The Government is facing a possible revolt by backbenchers and trade unions over the use of Public-Private Partnership (PPP)...

The Government is facing a possible revolt by backbenchers and trade unions over the use of Public-Private Partnership (PPP) financing of public sector IT projects.

Labour MP David Taylor plans to set up a backbench parliamentary group to campaign against the Government's plans to develop risk-sharing relationships between the public and private sectors on major IT projects.

PPP and the Private Finance Initiative (PFI) could hinder the public sector's ability to respond to technology changes, Taylor warned.

"PFI contracts can tie public sector bodies into a pattern of service provision that is not appropriate," he said. As the years roll by, PFI can become increasingly less flexible and could inhibit the IT investment the public sector needs, he added.

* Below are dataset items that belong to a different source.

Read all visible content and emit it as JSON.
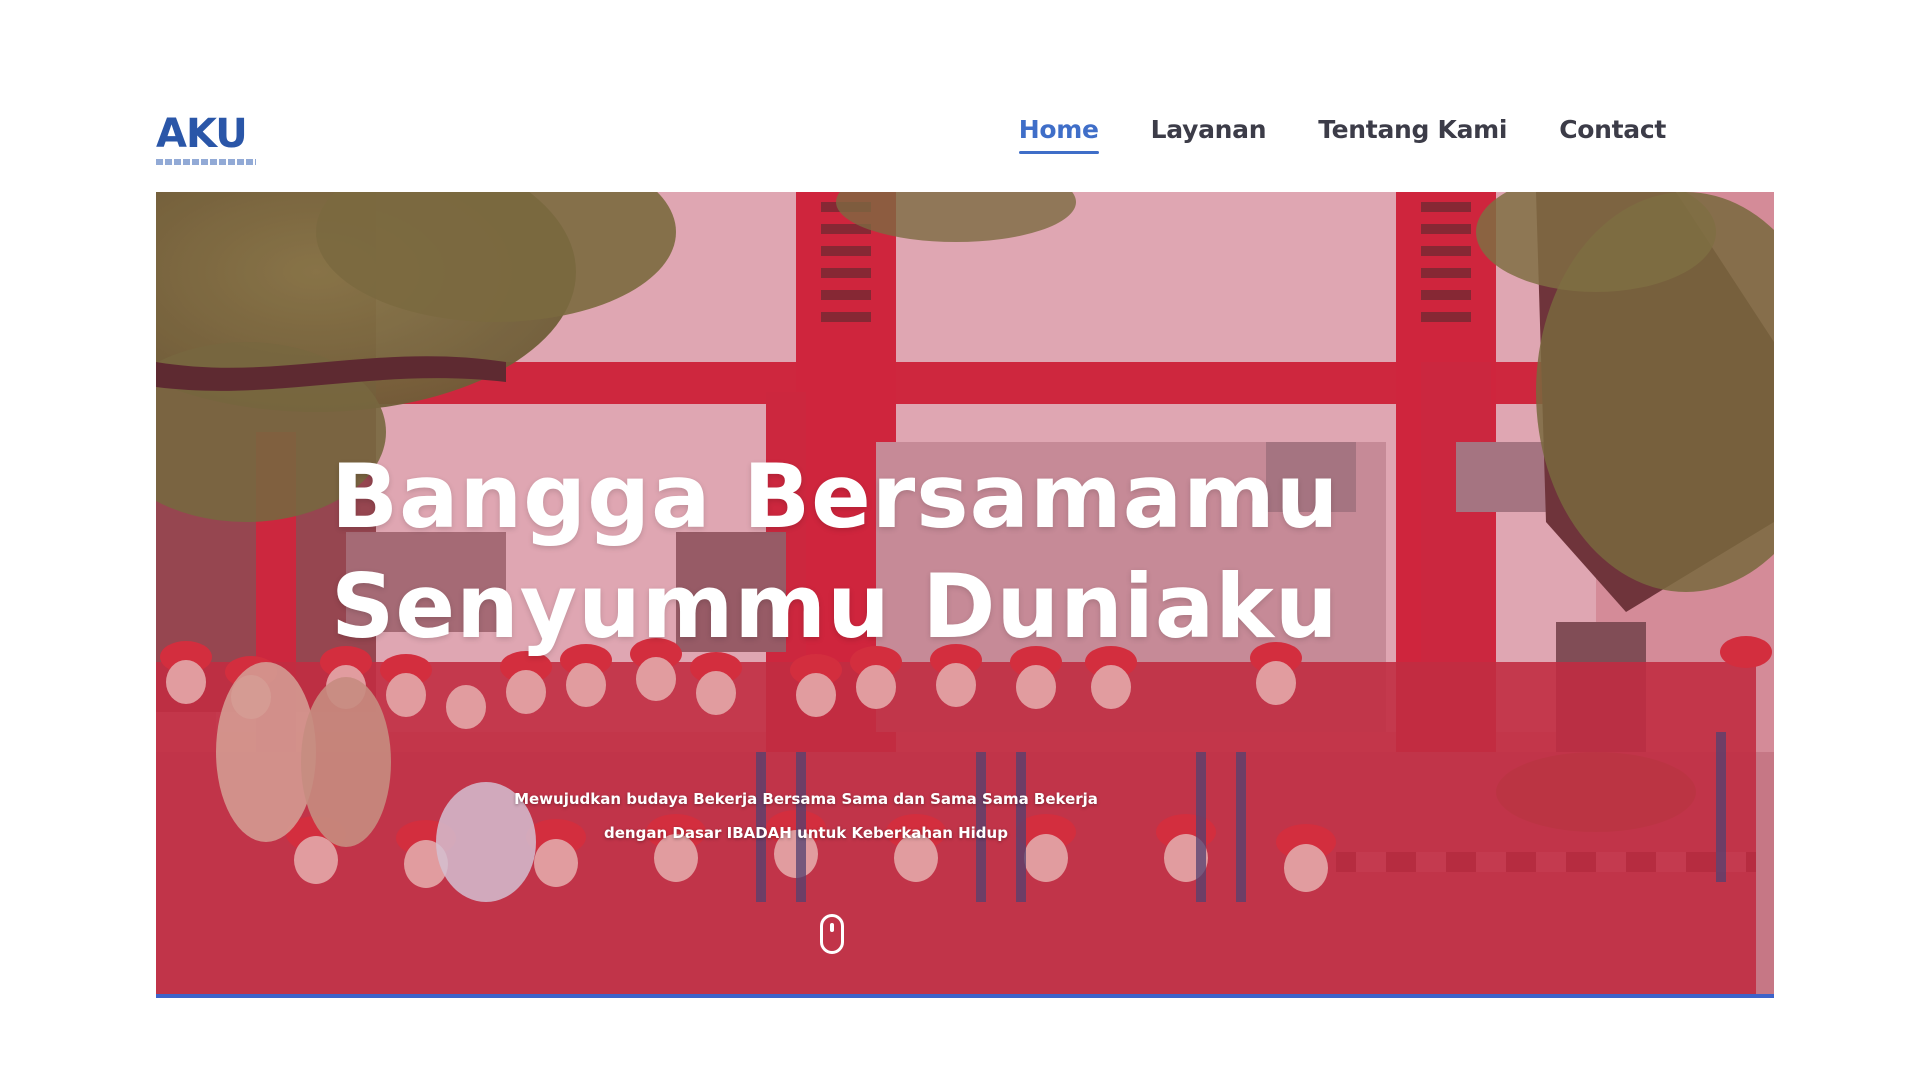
{
  "header": {
    "logo": "AKU",
    "nav": [
      {
        "label": "Home",
        "active": true
      },
      {
        "label": "Layanan",
        "active": false
      },
      {
        "label": "Tentang Kami",
        "active": false
      },
      {
        "label": "Contact",
        "active": false
      }
    ]
  },
  "hero": {
    "title_line1": "Bangga Bersamamu",
    "title_line2": "Senyummu Duniaku",
    "subtitle_line1": "Mewujudkan budaya Bekerja Bersama Sama dan Sama Sama Bekerja",
    "subtitle_line2": "dengan Dasar IBADAH untuk Keberkahan Hidup"
  },
  "colors": {
    "accent": "#3f6ec8",
    "nav_text": "#3c3c48",
    "logo": "#2a56a8",
    "hero_tint": "#be1e3c",
    "bottom_line": "#3d63c9"
  },
  "icons": {
    "scroll": "mouse-scroll-icon"
  }
}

Taylor, who was a former deputy head of computing at Leicestershire County Council, hopes to work with the main trade unions on the lobbying campaign.

He said IT problems at the Passport Agency were evidence of the strategy's shortcomings. "The Passport Agency fiasco is a good example of the bear-traps and rigidities that can exist in PFI," he said.

Last year, the Commons Public Accounts Committee criticised the agency and its IT partner Siemens Business Systems over passport delays in the summer of 1999.

Problems with implementing an IT system resulted in a backlog of 565,000 passports, delays of up to 50 days and queues outside Passport Agency offices.

The committee highlighted the Passport Agency's failure to transfer risk to Siemens Business Systems.

The Government has defended its reliance on PPP schemes. An Office of Government Commerce spokesperson said, "PFI projects will include robust change mechanisms and open book accounting which lets public sector bodies keep up to date with technological change."